Set variable

Set variable blocks are used to both declare variables and assign values to variables.

Set variable blocks have two inputs: a string for the variable's name, and the data that we want to assign to the variable.

The purpose of Set variable blocks is to store data in variables to be used later in our graph's execution with the help of Get variable blocks.

If the variable name that we pass to a Set variable block is the name of a variable that already exists, then it will simply overwrite the value of that existing variable with whatever value we passed into the Set variable block. If, on the other hand, no variable yet exists with the name that we pass to our Set variable block, then it will both declare a new variable by that name, and also initialize its value with whatever value we give to the Set variable block.

In the following example, we are retrieving the price of Bitcoin with a Get CoinGecko Coin block, and then storing that value in a variable named "currentBitcoinPrice" using a Set variable block:

The implication here is that we would later be accessing the value of "currentBitcoinPrice" using a Get variable block. While the above example does illustrate the mechanics of the Set variable block, it is worth noting that, in cases like this, it is often sufficient to simply plug the Get CoinGecko Coin block directly into whatever block(s) needs its output, with no need for the middle step of first storing the data in a variable using a Set variable block, and then retrieving that data later when it's needed with a Get variable block.

Whether it makes more sense to plug data we have accessed or created directly into blocks that use that data, or to first store that data in variables using Set variable blocks to later access and use that data using Get variable blocks, is something that must be determined on a case-by-case basis.

One of the most common use cases for storing our data in variables is when we want to establish something like a Binance connection or an SMTP connection one time, at the beginning of the graph's execution, to be used and reused later on in the graph's execution:

In the example above, we use a Set variable block to declare a variable called "binanceConnector", and then assign to that variable the value of a Binance Connector block that has been set up with our API key and secret. Whenever we need a Binance connector later in our graph (for example to place orders on Binance), we can use this same connector by accessing our "binanceConnector" variable with a Get variable block.

The next example is more complicated, but it's noteworthy in that it actually requires use of the Set variable and Get variable blocks to achieve its purpose:

The above graph is meant to print the 1 minute percentage change in bitcoin price, every minute, for as long as we leave the graph running (we just print here to keep the example simple, but it could easily be linked up to a Telegram or Discord bot, etc).

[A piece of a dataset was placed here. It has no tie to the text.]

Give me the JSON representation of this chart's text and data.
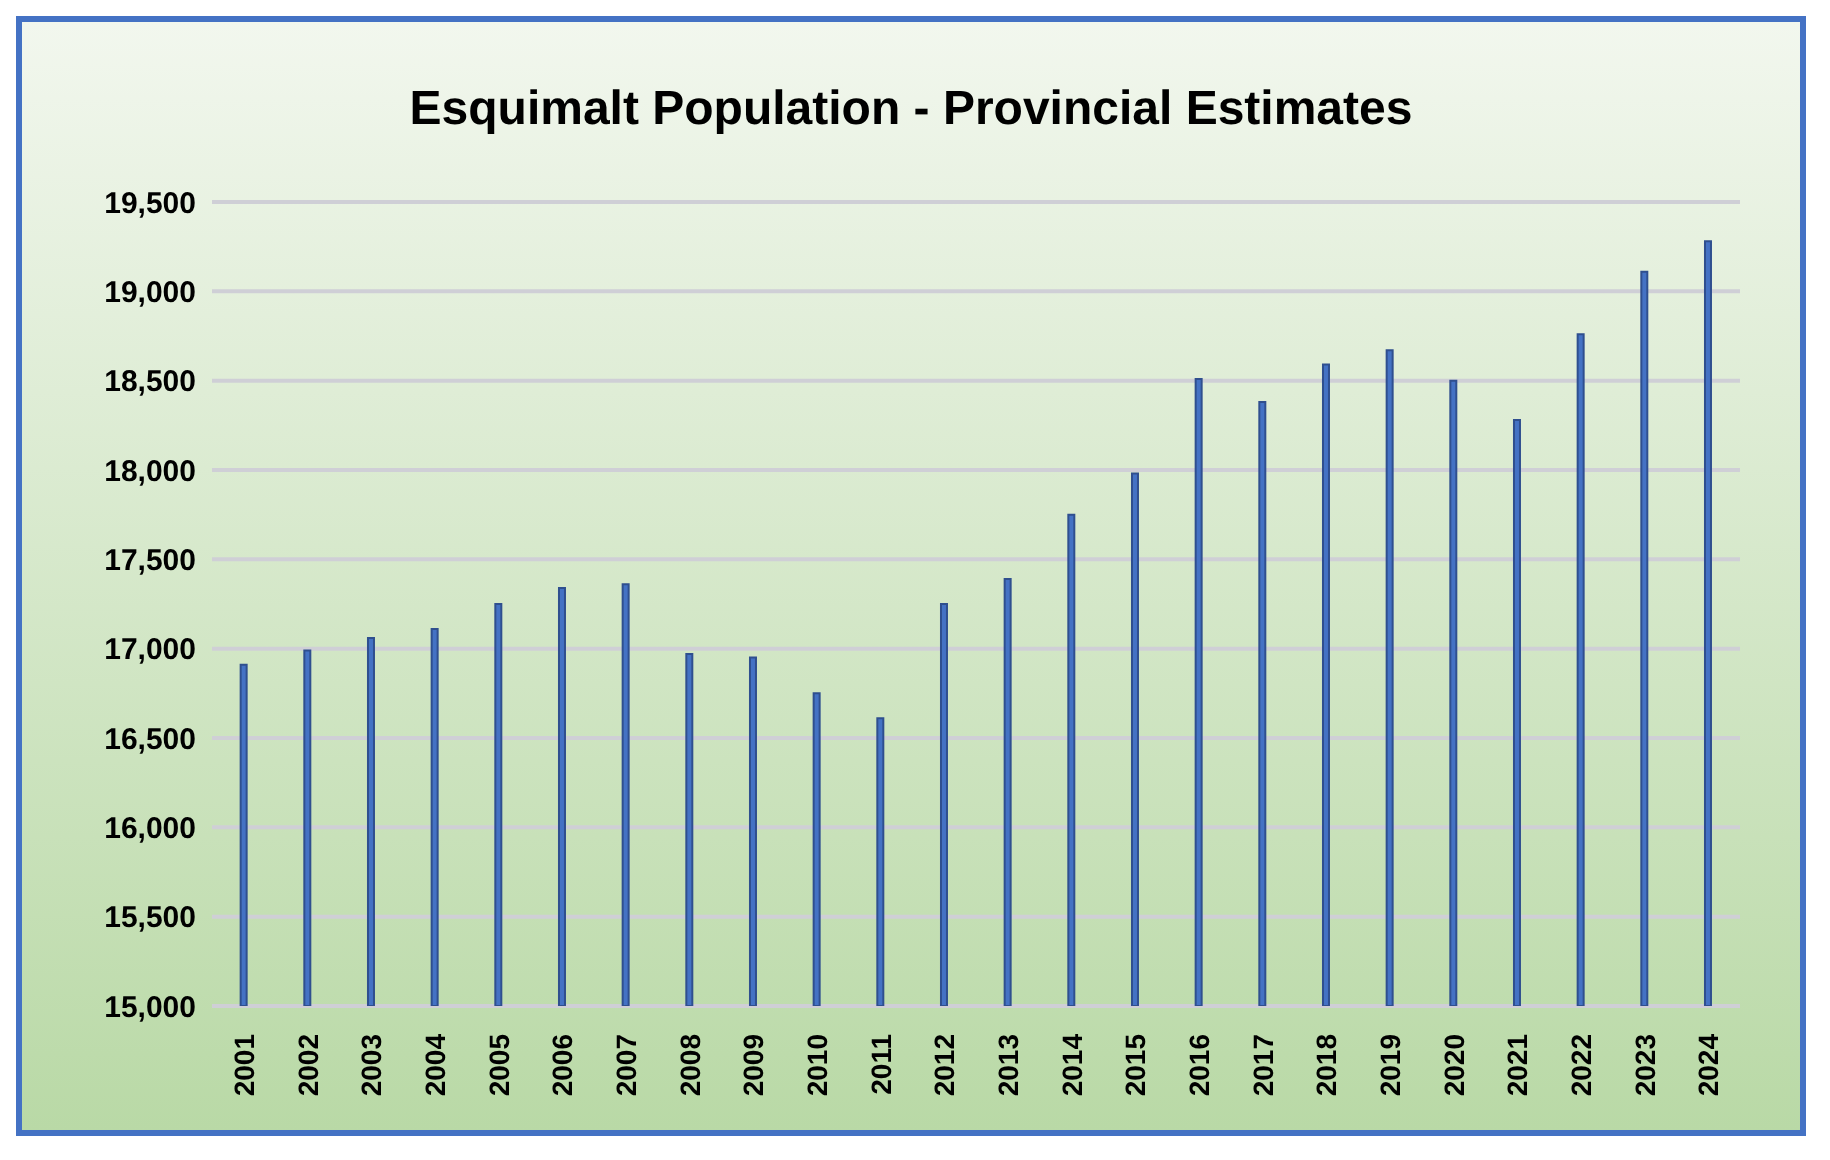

The flow of this graph is driven by the Timer block, which fires every 60 seconds, triggering the Get CoinGecko Coin block. The Get CoinGecko Coin block passes the current price of Bitcoin to a Percentage Difference block, which computes the percentage difference between the current price of Bitcoin and the value of a variable called "priceOneMinAgo". The resulting value is added into a message, which is then logged by a Print block. Finally, now that we are done calculating and printing our message for this cycle, we use a Set variable block to overwrite the value of "priceOneMineAgo" with the current value of Bitcoin that we retrieved with the Get CoinGecko Coin block. That way, when the Timer block next fires in 60 seconds, the value of "priceOneMinuteAgo" will indeed be Bitcoin's price from one minute before, since one minute prior it was assigned the then-current price of Bitcoin.

This allows us to repeatedly compare the current price of Bitcoin to a snapshot of Bitcoin's price from one minute prior, which would not be possible to achieve without using Set variable and Get variable blocks.